In accordance with another aspect of the present invention, referring to FIG. 12, a 90.degree. adapter 40 with an extension handle 42 that may likewise be collapsible or unitary can be fitted over the handle end 16 of the tool so that the intake clearing or clearing action can be performed off the side of a vehicle or even on board the vehicle without entering the water. The handle 42 has a resilient handle grip 43 similar to grip 16.

Referring to FIG. 13, there is shown an alternative embodiment of a clearing tool for the intake of a jet powered aquatic vehicle generally indicated at 50, which includes a two-part telescopic rod 52, 53 having a fingered rake tool attachment 54 at one end, a first handle grip 56 with a wrist loop 57, a 90.degree. extension 58 and a second handle grip 59 with a wrist loop 60.

In the present embodiment as best shown in FIG. 14, the rod members 52, 53 and 58 are made of either aluminum or stainless steel and spring button detent of 62, 64 and 66 are used, respectively, for attachment of the rake head tool 54, telescoping of the rods 52 and 53 and attachment of the 90.degree. handle extension 58. A sleeve cap 70 is positioned on the end of outer rod 53 where inner rod 52 telescopes into the outer rod. Sleeve cap 70 and the handle grips 56 and 59 are preferably a resilient plastic or rubber-like material for providing a firmer grip as well as cushioning when the tool is stowed.
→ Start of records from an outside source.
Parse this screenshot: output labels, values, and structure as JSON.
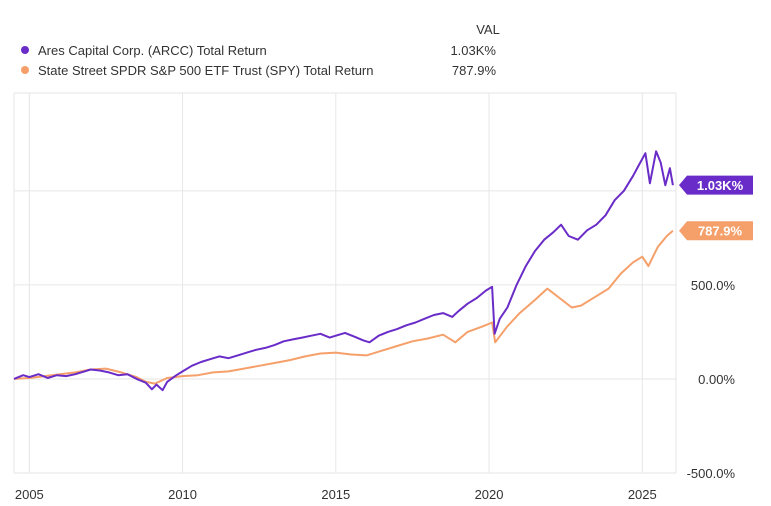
{
  "chart_data": {
    "type": "line",
    "title": "",
    "legend_header": "VAL",
    "legend_position": "top-left",
    "xlabel": "",
    "ylabel": "",
    "xlim": [
      2004.5,
      2026.1
    ],
    "ylim": [
      -500,
      1520
    ],
    "x_ticks": [
      {
        "value": 2005,
        "label": "2005"
      },
      {
        "value": 2010,
        "label": "2010"
      },
      {
        "value": 2015,
        "label": "2015"
      },
      {
        "value": 2020,
        "label": "2020"
      },
      {
        "value": 2025,
        "label": "2025"
      }
    ],
    "y_ticks": [
      {
        "value": -500,
        "label": "-500.0%"
      },
      {
        "value": 0,
        "label": "0.00%"
      },
      {
        "value": 500,
        "label": "500.0%"
      }
    ],
    "grid": true,
    "series": [
      {
        "name": "Ares Capital Corp. (ARCC) Total Return",
        "value_label": "1.03K%",
        "final_value": 1030,
        "color": "#6a2cc8",
        "points": [
          [
            2004.5,
            0
          ],
          [
            2004.8,
            20
          ],
          [
            2005.0,
            10
          ],
          [
            2005.3,
            25
          ],
          [
            2005.6,
            5
          ],
          [
            2005.9,
            20
          ],
          [
            2006.2,
            15
          ],
          [
            2006.5,
            25
          ],
          [
            2006.8,
            40
          ],
          [
            2007.0,
            50
          ],
          [
            2007.3,
            45
          ],
          [
            2007.6,
            35
          ],
          [
            2007.9,
            20
          ],
          [
            2008.2,
            25
          ],
          [
            2008.5,
            0
          ],
          [
            2008.8,
            -20
          ],
          [
            2009.0,
            -55
          ],
          [
            2009.15,
            -30
          ],
          [
            2009.35,
            -60
          ],
          [
            2009.5,
            -15
          ],
          [
            2009.8,
            20
          ],
          [
            2010.0,
            40
          ],
          [
            2010.3,
            70
          ],
          [
            2010.6,
            90
          ],
          [
            2010.9,
            105
          ],
          [
            2011.2,
            120
          ],
          [
            2011.5,
            110
          ],
          [
            2011.8,
            125
          ],
          [
            2012.1,
            140
          ],
          [
            2012.4,
            155
          ],
          [
            2012.7,
            165
          ],
          [
            2013.0,
            180
          ],
          [
            2013.3,
            200
          ],
          [
            2013.6,
            210
          ],
          [
            2013.9,
            220
          ],
          [
            2014.2,
            230
          ],
          [
            2014.5,
            240
          ],
          [
            2014.8,
            220
          ],
          [
            2015.0,
            230
          ],
          [
            2015.3,
            245
          ],
          [
            2015.6,
            225
          ],
          [
            2015.9,
            205
          ],
          [
            2016.1,
            195
          ],
          [
            2016.4,
            230
          ],
          [
            2016.7,
            250
          ],
          [
            2017.0,
            265
          ],
          [
            2017.3,
            285
          ],
          [
            2017.6,
            300
          ],
          [
            2017.9,
            320
          ],
          [
            2018.2,
            340
          ],
          [
            2018.5,
            350
          ],
          [
            2018.8,
            330
          ],
          [
            2019.0,
            360
          ],
          [
            2019.3,
            400
          ],
          [
            2019.6,
            430
          ],
          [
            2019.9,
            470
          ],
          [
            2020.1,
            490
          ],
          [
            2020.18,
            240
          ],
          [
            2020.35,
            320
          ],
          [
            2020.6,
            380
          ],
          [
            2020.9,
            500
          ],
          [
            2021.2,
            600
          ],
          [
            2021.5,
            680
          ],
          [
            2021.8,
            740
          ],
          [
            2022.1,
            780
          ],
          [
            2022.35,
            820
          ],
          [
            2022.6,
            760
          ],
          [
            2022.9,
            740
          ],
          [
            2023.2,
            790
          ],
          [
            2023.5,
            820
          ],
          [
            2023.8,
            870
          ],
          [
            2024.1,
            950
          ],
          [
            2024.4,
            1000
          ],
          [
            2024.7,
            1080
          ],
          [
            2024.9,
            1140
          ],
          [
            2025.1,
            1200
          ],
          [
            2025.25,
            1040
          ],
          [
            2025.45,
            1210
          ],
          [
            2025.6,
            1150
          ],
          [
            2025.75,
            1030
          ],
          [
            2025.9,
            1120
          ],
          [
            2026.0,
            1030
          ]
        ]
      },
      {
        "name": "State Street SPDR S&P 500 ETF Trust (SPY) Total Return",
        "value_label": "787.9%",
        "final_value": 787.9,
        "color": "#f5a06a",
        "points": [
          [
            2004.5,
            0
          ],
          [
            2005.0,
            5
          ],
          [
            2005.5,
            15
          ],
          [
            2006.0,
            25
          ],
          [
            2006.5,
            35
          ],
          [
            2007.0,
            50
          ],
          [
            2007.5,
            55
          ],
          [
            2008.0,
            35
          ],
          [
            2008.5,
            10
          ],
          [
            2008.8,
            -15
          ],
          [
            2009.1,
            -25
          ],
          [
            2009.5,
            5
          ],
          [
            2010.0,
            15
          ],
          [
            2010.5,
            20
          ],
          [
            2011.0,
            35
          ],
          [
            2011.5,
            40
          ],
          [
            2012.0,
            55
          ],
          [
            2012.5,
            70
          ],
          [
            2013.0,
            85
          ],
          [
            2013.5,
            100
          ],
          [
            2014.0,
            120
          ],
          [
            2014.5,
            135
          ],
          [
            2015.0,
            140
          ],
          [
            2015.5,
            130
          ],
          [
            2016.0,
            125
          ],
          [
            2016.5,
            150
          ],
          [
            2017.0,
            175
          ],
          [
            2017.5,
            200
          ],
          [
            2018.0,
            215
          ],
          [
            2018.5,
            235
          ],
          [
            2018.9,
            195
          ],
          [
            2019.3,
            250
          ],
          [
            2019.8,
            280
          ],
          [
            2020.1,
            300
          ],
          [
            2020.2,
            195
          ],
          [
            2020.6,
            280
          ],
          [
            2021.0,
            350
          ],
          [
            2021.5,
            420
          ],
          [
            2021.9,
            480
          ],
          [
            2022.3,
            430
          ],
          [
            2022.7,
            380
          ],
          [
            2023.0,
            390
          ],
          [
            2023.5,
            440
          ],
          [
            2023.9,
            480
          ],
          [
            2024.3,
            560
          ],
          [
            2024.7,
            620
          ],
          [
            2025.0,
            650
          ],
          [
            2025.2,
            600
          ],
          [
            2025.5,
            700
          ],
          [
            2025.8,
            760
          ],
          [
            2026.0,
            787.9
          ]
        ]
      }
    ]
  }
}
As shown in FIG. 15 the tool attachment receiving end of rod 52 has a dual push button locking arrangement that works with slots 74 and opening 75 of the tubular fitting 76 of the rake head 54. Additional openings 78 (FIG. 13) on the outer rod 53 enable the rod 52 to be set in a variety of extended and collapsed positions with its push button 64. The particular form of rake head provided is one that can be readily molded of suitable plastic such as black nylon or polypropylene or ABS material with suitable reinforcing ribbing 80 on the underside. In its preferred form, the rake head attachment 54 has approximately 5 evenly-spaced fingers 83 that are generally inverted v-shaped and have barbed tips 84. The gaps 85 between fingers are generally v-shaped openings 85 between the fingers 83. For the screw attachment one or more cross pins 86 is provided in the tubular portion of the head 14 (FIGS. 3-4). When attached to the handle the rake head fingers are disposed substantially perpendicular to the axis of the handle.

It will be appreciated that the tool is quite versatile since different attachment heads may be applied and the handles may be utilized with or without the 90.degree. extension handle 58. Also, handle 58 can be made either unitary as shown in FIG. 23 or can be made of two or more rods for collapsing purposes.
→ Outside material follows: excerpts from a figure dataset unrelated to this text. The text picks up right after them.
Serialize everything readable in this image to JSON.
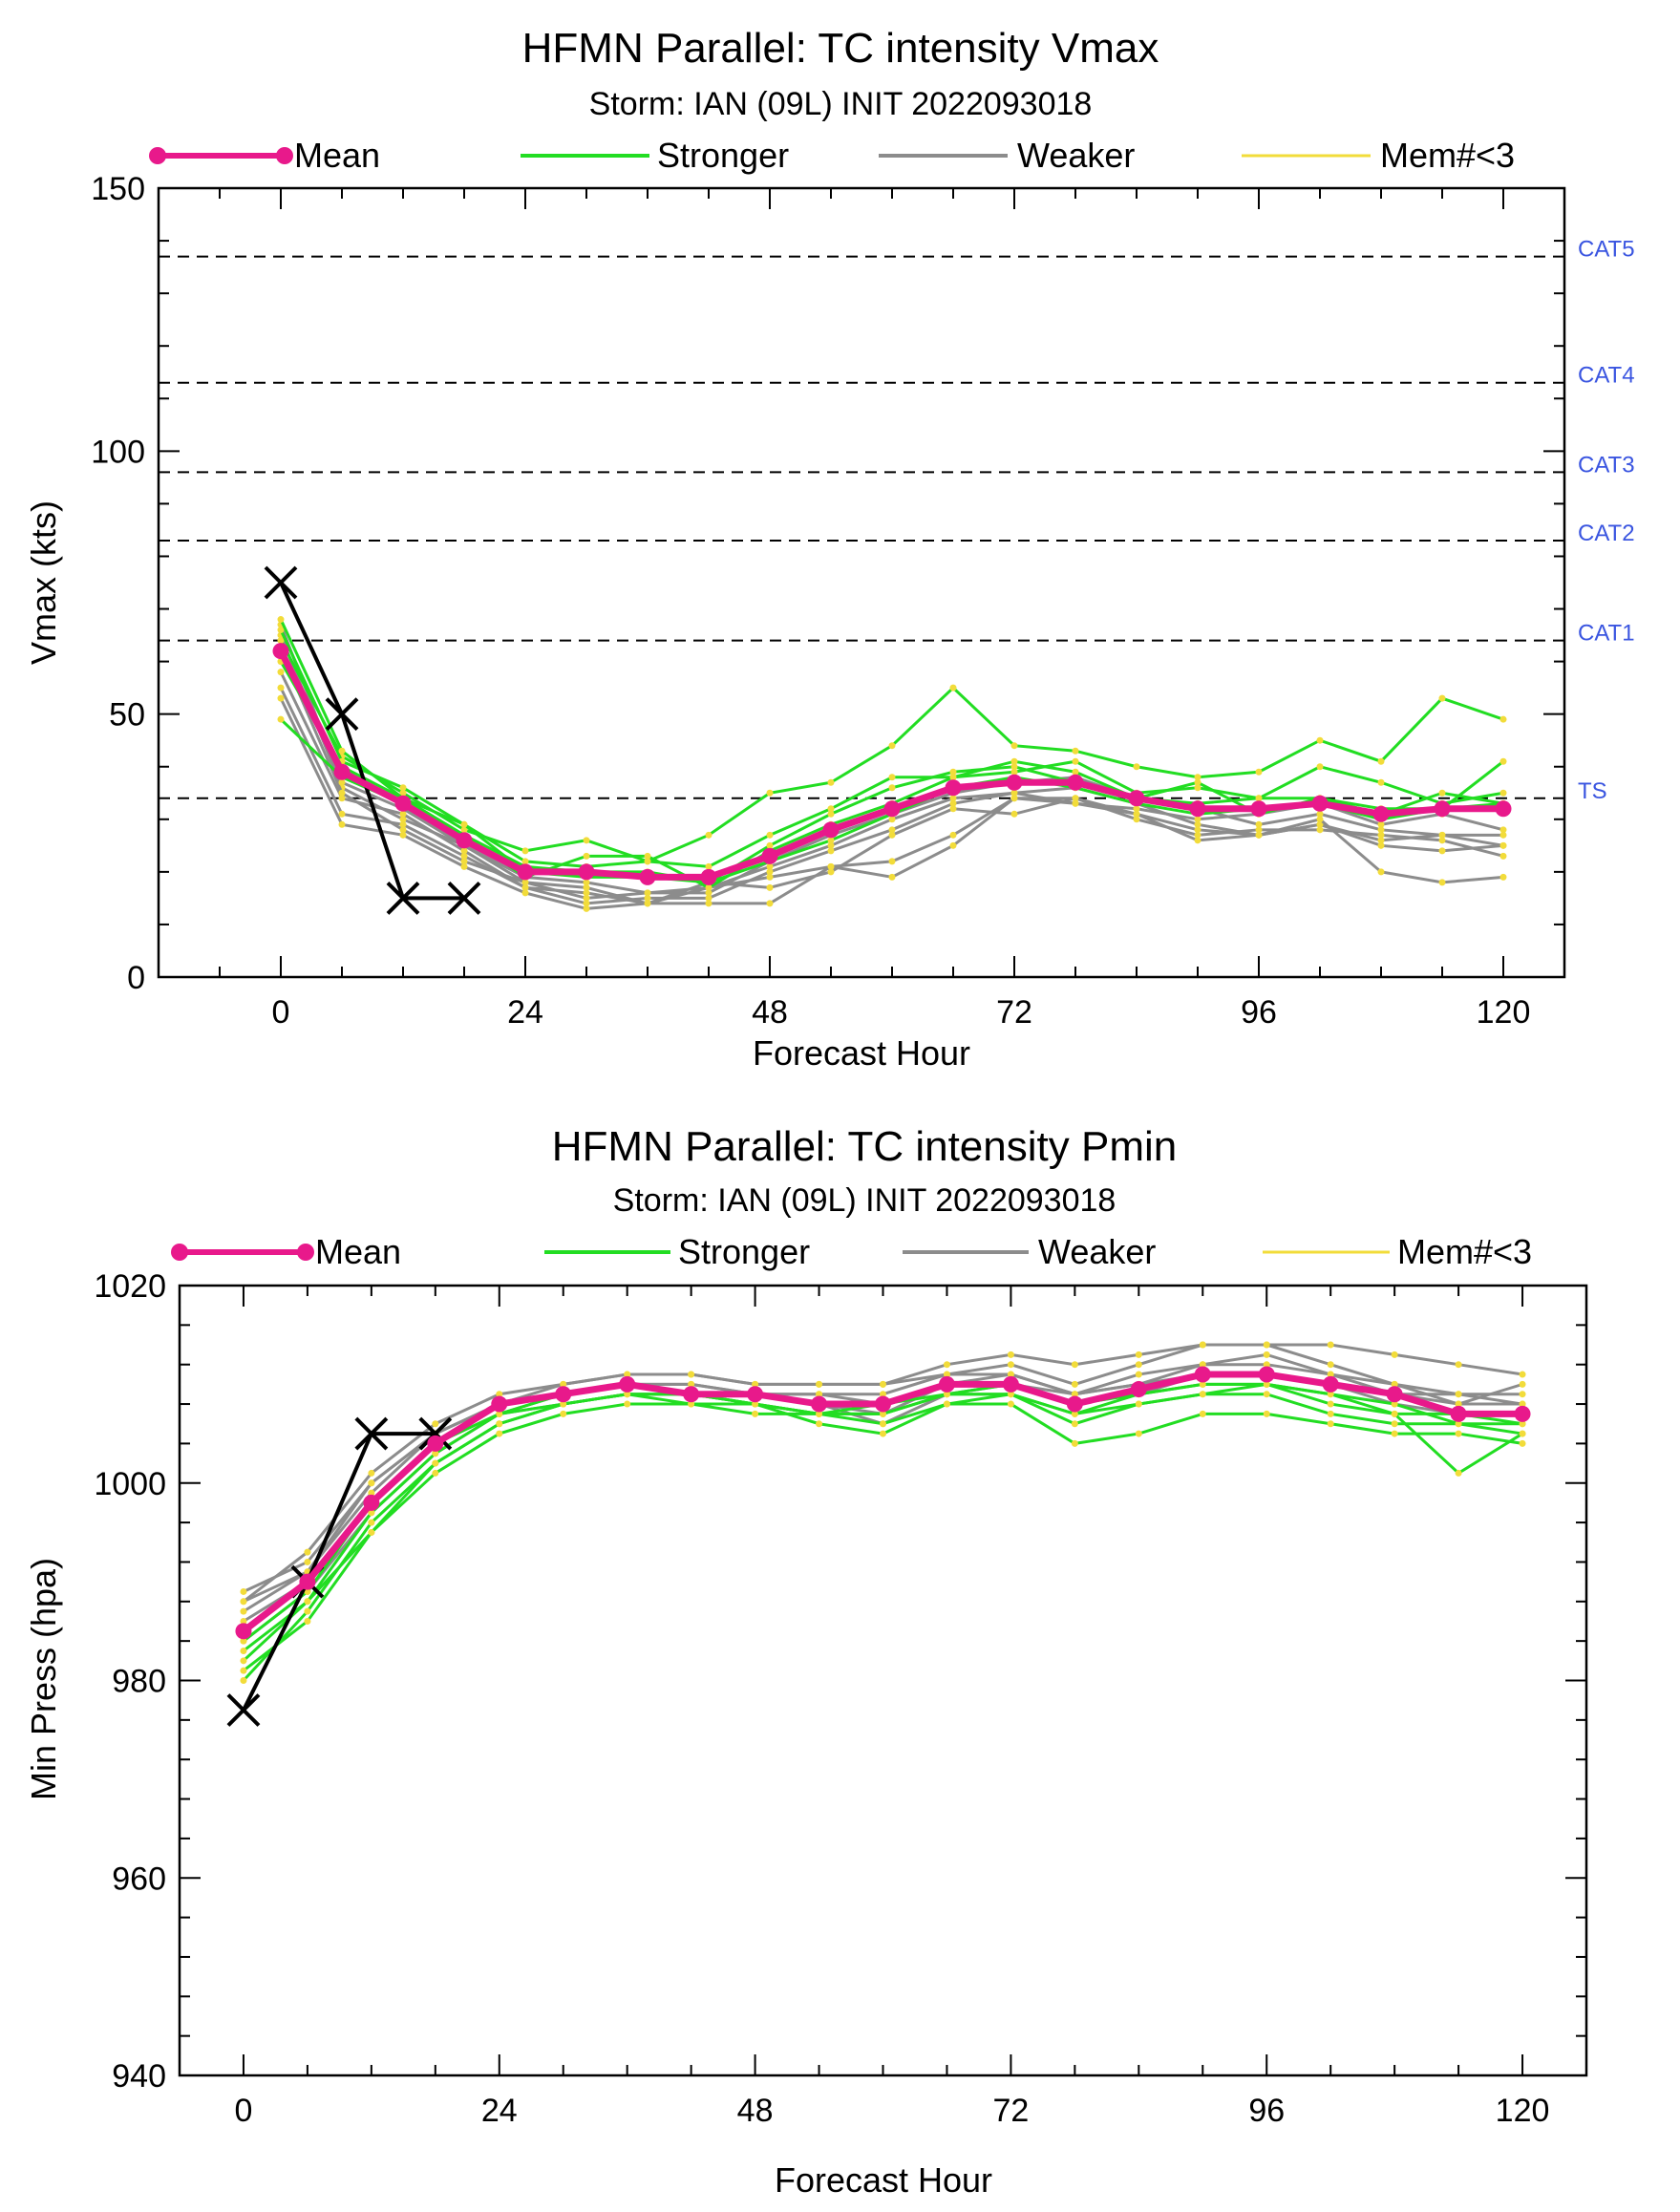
{
  "colors": {
    "mean": "#e8198b",
    "stronger": "#22dd22",
    "weaker": "#8c8c8c",
    "member_dot": "#f2dc3a",
    "category_label": "#3a55e0",
    "best_track": "#000000",
    "reference_line": "#000000"
  },
  "chart_data": [
    {
      "type": "line",
      "title": "HFMN Parallel: TC intensity Vmax",
      "subtitle": "Storm: IAN (09L) INIT 2022093018",
      "xlabel": "Forecast Hour",
      "ylabel": "Vmax (kts)",
      "xlim": [
        -12,
        126
      ],
      "ylim": [
        0,
        150
      ],
      "xticks": [
        0,
        24,
        48,
        72,
        96,
        120
      ],
      "xtick_labels": [
        "0",
        "24",
        "48",
        "72",
        "96",
        "120"
      ],
      "yticks": [
        0,
        50,
        100,
        150
      ],
      "ytick_labels": [
        "0",
        "50",
        "100",
        "150"
      ],
      "legend_position": "top",
      "legend": [
        "Mean",
        "Stronger",
        "Weaker",
        "Mem#<3"
      ],
      "reference_lines": [
        {
          "label": "CAT5",
          "value": 137
        },
        {
          "label": "CAT4",
          "value": 113
        },
        {
          "label": "CAT3",
          "value": 96
        },
        {
          "label": "CAT2",
          "value": 83
        },
        {
          "label": "CAT1",
          "value": 64
        },
        {
          "label": "TS",
          "value": 34
        }
      ],
      "x": [
        0,
        6,
        12,
        18,
        24,
        30,
        36,
        42,
        48,
        54,
        60,
        66,
        72,
        78,
        84,
        90,
        96,
        102,
        108,
        114,
        120
      ],
      "mean": [
        62,
        39,
        33,
        26,
        20,
        20,
        19,
        19,
        23,
        28,
        32,
        36,
        37,
        37,
        34,
        32,
        32,
        33,
        31,
        32,
        32
      ],
      "stronger": [
        [
          64,
          42,
          35,
          28,
          24,
          26,
          22,
          27,
          35,
          37,
          44,
          55,
          44,
          43,
          40,
          38,
          39,
          45,
          41,
          53,
          49
        ],
        [
          66,
          41,
          36,
          29,
          22,
          21,
          22,
          21,
          27,
          32,
          38,
          38,
          39,
          41,
          35,
          36,
          34,
          40,
          37,
          33,
          35
        ],
        [
          60,
          40,
          34,
          27,
          21,
          20,
          20,
          18,
          25,
          31,
          36,
          39,
          40,
          37,
          34,
          37,
          31,
          34,
          31,
          35,
          33
        ],
        [
          49,
          38,
          33,
          27,
          19,
          23,
          23,
          17,
          24,
          29,
          33,
          38,
          41,
          39,
          34,
          33,
          34,
          34,
          32,
          32,
          41
        ],
        [
          68,
          43,
          34,
          29,
          20,
          19,
          19,
          18,
          22,
          26,
          31,
          36,
          38,
          36,
          33,
          31,
          32,
          33,
          30,
          32,
          33
        ]
      ],
      "weaker": [
        [
          65,
          36,
          30,
          25,
          18,
          15,
          16,
          16,
          22,
          27,
          31,
          35,
          37,
          38,
          34,
          32,
          29,
          31,
          28,
          27,
          27
        ],
        [
          58,
          34,
          31,
          24,
          17,
          14,
          15,
          15,
          20,
          24,
          28,
          33,
          35,
          36,
          33,
          29,
          27,
          29,
          26,
          27,
          25
        ],
        [
          62,
          35,
          28,
          22,
          18,
          17,
          14,
          17,
          19,
          21,
          19,
          25,
          34,
          34,
          31,
          28,
          27,
          29,
          25,
          24,
          25
        ],
        [
          55,
          31,
          29,
          23,
          17,
          16,
          14,
          18,
          17,
          20,
          27,
          32,
          31,
          34,
          30,
          27,
          28,
          28,
          27,
          26,
          23
        ],
        [
          53,
          29,
          27,
          21,
          16,
          13,
          14,
          14,
          14,
          21,
          22,
          27,
          34,
          33,
          31,
          26,
          27,
          30,
          20,
          18,
          19
        ],
        [
          67,
          37,
          32,
          25,
          19,
          18,
          16,
          17,
          21,
          25,
          30,
          34,
          35,
          33,
          32,
          30,
          31,
          33,
          29,
          31,
          28
        ]
      ],
      "best_track": {
        "x": [
          0,
          6,
          12,
          18
        ],
        "values": [
          75,
          50,
          15,
          15
        ]
      }
    },
    {
      "type": "line",
      "title": "HFMN Parallel: TC intensity Pmin",
      "subtitle": "Storm: IAN (09L) INIT 2022093018",
      "xlabel": "Forecast Hour",
      "ylabel": "Min Press (hpa)",
      "xlim": [
        -6,
        126
      ],
      "ylim": [
        940,
        1020
      ],
      "xticks": [
        0,
        24,
        48,
        72,
        96,
        120
      ],
      "xtick_labels": [
        "0",
        "24",
        "48",
        "72",
        "96",
        "120"
      ],
      "yticks": [
        940,
        960,
        980,
        1000,
        1020
      ],
      "ytick_labels": [
        "940",
        "960",
        "980",
        "1000",
        "1020"
      ],
      "legend_position": "top",
      "legend": [
        "Mean",
        "Stronger",
        "Weaker",
        "Mem#<3"
      ],
      "x": [
        0,
        6,
        12,
        18,
        24,
        30,
        36,
        42,
        48,
        54,
        60,
        66,
        72,
        78,
        84,
        90,
        96,
        102,
        108,
        114,
        120
      ],
      "mean": [
        985,
        990,
        998,
        1004,
        1008,
        1009,
        1010,
        1009,
        1009,
        1008,
        1008,
        1010,
        1010,
        1008,
        1009.5,
        1011,
        1011,
        1010,
        1009,
        1007,
        1007
      ],
      "stronger": [
        [
          982,
          988,
          997,
          1003,
          1007,
          1009,
          1010,
          1009,
          1008,
          1007,
          1008,
          1009,
          1009,
          1007,
          1009,
          1010,
          1010,
          1008,
          1007,
          1001,
          1005
        ],
        [
          984,
          989,
          998,
          1004,
          1007,
          1008,
          1009,
          1009,
          1008,
          1006,
          1005,
          1008,
          1008,
          1004,
          1005,
          1007,
          1007,
          1006,
          1005,
          1005,
          1004
        ],
        [
          980,
          987,
          996,
          1002,
          1006,
          1008,
          1009,
          1008,
          1008,
          1007,
          1007,
          1009,
          1009,
          1007,
          1008,
          1009,
          1009,
          1007,
          1006,
          1006,
          1006
        ],
        [
          983,
          988,
          995,
          1001,
          1005,
          1007,
          1008,
          1008,
          1007,
          1007,
          1006,
          1008,
          1009,
          1006,
          1008,
          1009,
          1010,
          1009,
          1008,
          1006,
          1005
        ],
        [
          981,
          986,
          995,
          1002,
          1006,
          1008,
          1009,
          1009,
          1008,
          1007,
          1007,
          1009,
          1010,
          1008,
          1009,
          1010,
          1010,
          1009,
          1007,
          1007,
          1006
        ]
      ],
      "weaker": [
        [
          988,
          993,
          1001,
          1006,
          1009,
          1010,
          1011,
          1011,
          1010,
          1010,
          1010,
          1012,
          1013,
          1012,
          1013,
          1014,
          1014,
          1014,
          1013,
          1012,
          1011
        ],
        [
          989,
          992,
          1000,
          1005,
          1008,
          1010,
          1011,
          1011,
          1010,
          1010,
          1010,
          1011,
          1012,
          1010,
          1012,
          1014,
          1014,
          1012,
          1010,
          1009,
          1009
        ],
        [
          987,
          991,
          999,
          1005,
          1008,
          1009,
          1010,
          1010,
          1009,
          1009,
          1009,
          1011,
          1011,
          1009,
          1010,
          1012,
          1013,
          1011,
          1010,
          1008,
          1010
        ],
        [
          986,
          990,
          998,
          1004,
          1007,
          1009,
          1010,
          1009,
          1009,
          1008,
          1007,
          1010,
          1010,
          1009,
          1010,
          1011,
          1011,
          1010,
          1009,
          1008,
          1008
        ],
        [
          984,
          989,
          997,
          1003,
          1007,
          1008,
          1009,
          1009,
          1009,
          1008,
          1006,
          1009,
          1010,
          1008,
          1009,
          1011,
          1011,
          1010,
          1008,
          1007,
          1007
        ],
        [
          988,
          991,
          1000,
          1005,
          1008,
          1009,
          1010,
          1010,
          1009,
          1009,
          1008,
          1010,
          1011,
          1009,
          1011,
          1012,
          1012,
          1011,
          1009,
          1009,
          1008
        ]
      ],
      "best_track": {
        "x": [
          0,
          6,
          12,
          18
        ],
        "values": [
          977,
          990,
          1005,
          1005
        ]
      }
    }
  ]
}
Referring to FIGS. 20-22, there is shown a still further manner of providing telescoping extension handles 12-13 utilizing a cam device 90 connected to the inner handle rod 12. The cam 90 is eccentrically mounted to handle rod 12 with a plug 91 and bolt 92. A resilient sleeve 93 surrounds the cam 90. By relative twisting of the rods 12, 13 in one direction the cam 90 frees the sleeve 93 to allow relative sliding of the rods to expand or telescope (FIG. 21) while twisting the rods in the opposite direction will expand sleeve 93 to lock the rods together in the particular position selected for the handle rods.

Referring to FIG. 23, there is shown yet another version of a hollow handle 12 with a rake head 14 and resilient grip 16 which is a unitary handle. This version again will float rather than sink.

As shown in FIGS. 24 and 25 extension of the handle portions 100 and 102 can be done by providing a plug member 103 affixed to the inner telescoping handle part 100. The outer handle part has an end cap 104 which limits the travel of the handle part 100. The plug 103 carries a button 106 biased outwardly by spring 107. The button 106 coacts with an opening 108 in the outer handle part 102. In the preferred form the handle parts are tubular and made of plastic, however, rectangular components could also be used.

In FIG. 26 there is shown a 90.degree. extension by way of an elbow 112 that receives handle parts 102 and 114 resilient grips 110 and 116 are provided to hold the tools.